Como aprendi a liderar marcas durante ainflação (e como você também pode fazer isso)

Viver com a inflação: a minha perspetiva

Não preciso ler as manchetes para saber que estamos a passar por um pico de inflação — sinto isso sempre que abasteço o meu carro, faço compras no supermercado ou converso com amigos sobre orçamento. Ao conversar com clientes e parceiros, percebo que a maioria das pessoas considera a inflação uma das principais preocupações, e muitas estão a cortar os seus gastos mais do que nunca. Ninguém espera que isso mude tão cedo; as pessoas estão a se preparar para pelo menos mais seis meses de preços mais altos.

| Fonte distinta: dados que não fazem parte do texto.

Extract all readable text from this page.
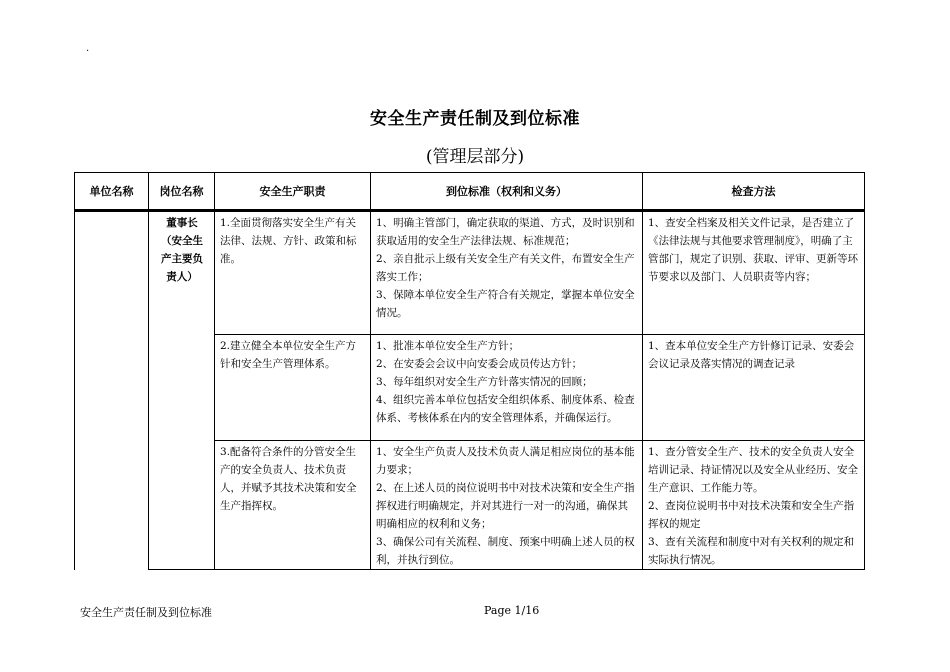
.
安全生产责任制及到位标准
(管理层部分)
单位名称	岗位名称	安全生产职责	到位标准（权利和义务）	检查方法

	董事长
（安全生
产主要负
责人）	1.全面贯彻落实安全生产有关法律、法规、方针、政策和标准。	1、明确主管部门，确定获取的渠道、方式，及时识别和获取适用的安全生产法律法规、标准规范；
2、亲自批示上级有关安全生产有关文件，布置安全生产落实工作；
3、保障本单位安全生产符合有关规定，掌握本单位安全情况。	1、查安全档案及相关文件记录，是否建立了《法律法规与其他要求管理制度》，明确了主管部门，规定了识别、获取、评审、更新等环节要求以及部门、人员职责等内容；

		2.建立健全本单位安全生产方针和安全生产管理体系。	1、批准本单位安全生产方针；
2、在安委会会议中向安委会成员传达方针；
3、每年组织对安全生产方针落实情况的回顾；
4、组织完善本单位包括安全组织体系、制度体系、检查体系、考核体系在内的安全管理体系，并确保运行。	1、查本单位安全生产方针修订记录、安委会会议记录及落实情况的调查记录

		3.配备符合条件的分管安全生产的安全负责人、技术负责人，并赋予其技术决策和安全生产指挥权。	1、安全生产负责人及技术负责人满足相应岗位的基本能力要求；
2、在上述人员的岗位说明书中对技术决策和安全生产指挥权进行明确规定，并对其进行一对一的沟通，确保其明确相应的权利和义务；
3、确保公司有关流程、制度、预案中明确上述人员的权利，并执行到位。	1、查分管安全生产、技术的安全负责人安全培训记录、持证情况以及安全从业经历、安全生产意识、工作能力等。
2、查岗位说明书中对技术决策和安全生产指挥权的规定
3、查有关流程和制度中对有关权利的规定和实际执行情况。
安全生产责任制及到位标准	Page 1/16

Percebi agora, mais do que nunca, que nós, como líderes de marca, não podemos confiar em soluções rápidas ou apenas cortar custos. O que importa é construir as nossas marcas para um longo prazo difícil.

O que os consumidores estão realmente fazendo — e por que isso é importante

– Reação contra a inflação encolhida: Quem não percebeu que a sua barra de cereais favorita ficou menor ou que a caixa de cereais ficou mais leve, enquanto o preço permaneceu o mesmo? Lembro-me de quando a Toblerone mudou o formato das suas barras de chocolate há alguns anos — as pessoas não apenas reclamaram, mas também expressaram a sua indignação online. Isso serve como um lembrete: os consumidores são perspicazes e não esquecem quando sentem que uma marca os engana.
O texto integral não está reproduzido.